After months of agonizing over the draconian “sequester” cuts to the military and other government programs that absolutely nobody outside of Washington ever actually noticed, the House decided to scrap them.

But don’t you worry, all you Chicken Littles out there who think $17 trillion in debt is some kind of cause for alarm. The easing of these sequester cuts has been done in the same wise fiduciary manner that we have come to expect from our mathematician-statesmen here in Washington.

While nobody seems to be able to explain how the new cuts are just as severe as the old cuts yet equally unfelt, the whole deal came about after a bunch of big-spending Republicans joined all the big-spending Democrats to demand new cuts that would not hurt as much as the cuts that nobody felt.

The cuts that nobody felt are being replaced, we are told, by equally arduous cuts elsewhere that everybody won’t feel even more! And, thank heavens, it’s all been done in a bipartisan way so that everybody is happy. At least everybody here in Washington is happy. It’s like Christmas around here, everybody is so happy.

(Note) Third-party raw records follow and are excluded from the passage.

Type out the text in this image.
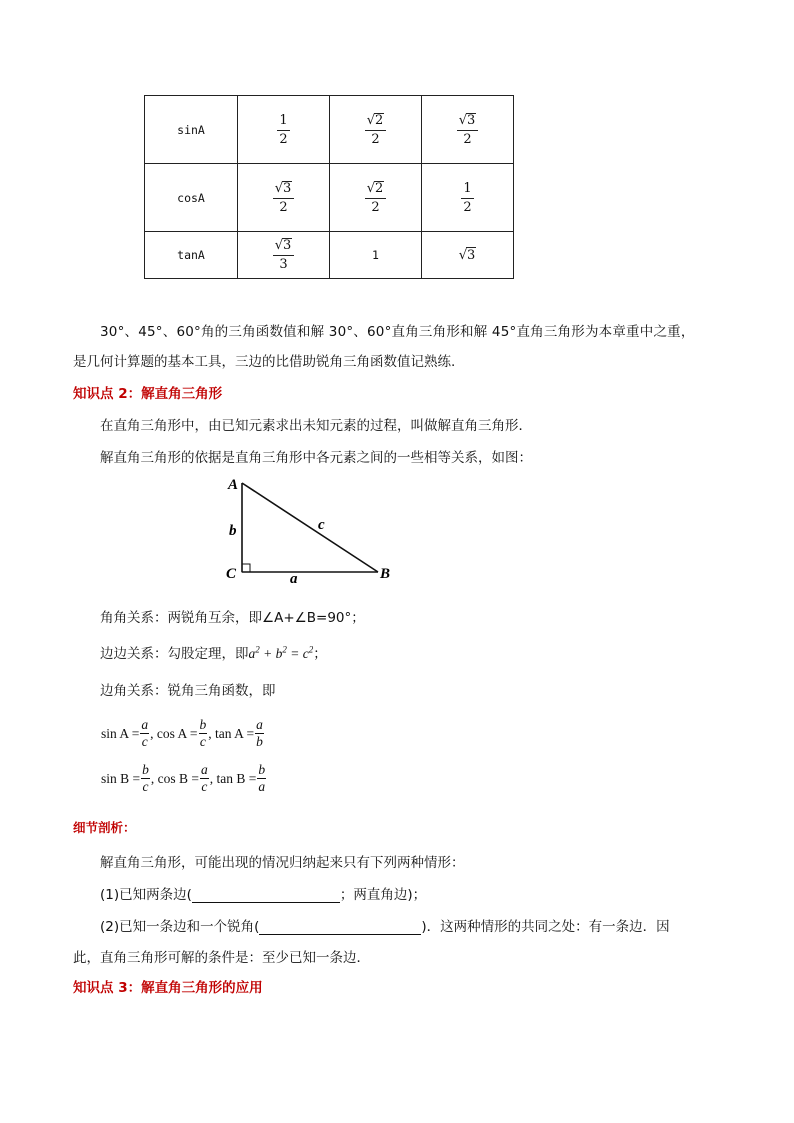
sinA	$\frac{1}{2}$	$\frac{√ 2}{2}$	$\frac{√ 3}{2}$

cosA	$\frac{√ 3}{2}$	$\frac{√ 2}{2}$	$\frac{1}{2}$

tanA	$\frac{√ 3}{3}$	1	√ 3
30°、45°、60°角的三角函数值和解 30°、60°直角三角形和解 45°直角三角形为本章重中之重，
是几何计算题的基本工具，三边的比借助锐角三角函数值记熟练.
知识点 2：解直角三角形
在直角三角形中，由已知元素求出未知元素的过程，叫做解直角三角形．
解直角三角形的依据是直角三角形中各元素之间的一些相等关系，如图：
A
C	B
b	c
a
角角关系：两锐角互余，即∠A+∠B=90°；
边边关系：勾股定理，即$a^2 + b^2 = c^2$；
边角关系：锐角三角函数，即
$\sin A = \frac{a}{c}$ , $\cos A = \frac{b}{c}$ , $\tan A = \frac{a}{b}$
$\sin B = \frac{b}{c}$ , $\cos B = \frac{a}{c}$ , $\tan B = \frac{b}{a}$
细节剖析：
解直角三角形，可能出现的情况归纳起来只有下列两种情形：
(1)已知两条边(	；两直角边)；
(2)已知一条边和一个锐角(	)．这两种情形的共同之处：有一条边．因
此，直角三角形可解的条件是：至少已知一条边．
知识点 3：解直角三角形的应用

All this scheming and conniving and mathematical jujitsu was necessary because there is simply nothing left anywhere in the federal government that can afford to be cut.

So everybody is standing around the punch bowl munching on sugar cookies in their reindeer sweaters congratulating one another on another job well done and in walks Sen. Tom Coburn, waving around yet another one of his reports on government spending.

Such a punch-kill, he is. Senator Scrooge!

Turns out, the Oklahoma Republican found $325,000 of your money given to the National Institutes of Health for research that led to the discovery that “wives should calm down.”

“Wives would find marriage more satisfying if they could calm down faster during arguments with their husbands,” the study revealed.

Or, how about $3.5 million of your money spent on solar panels for a New Hampshire airport parking garage? The panels had to be promptly covered with tarps to keep the glare from blinding pilots during landings.

How about $64 million in Hurricane Sandy “emergency” funds spent on tourism-related television advertising? Because just what you need when your house is flooded and your children have been swept away are tourism ads on your television that no longer works because it is floating in the front yard.

And perhaps the most fruitless waste of money of all: NASA spent $3 million of your money searching for signs of intelligent life. Where? Here on earth. Where specifically? No kidding, they were searching for signs of intelligent life inside the U.S. Congress.

Good luck with that. And can we have our money back please?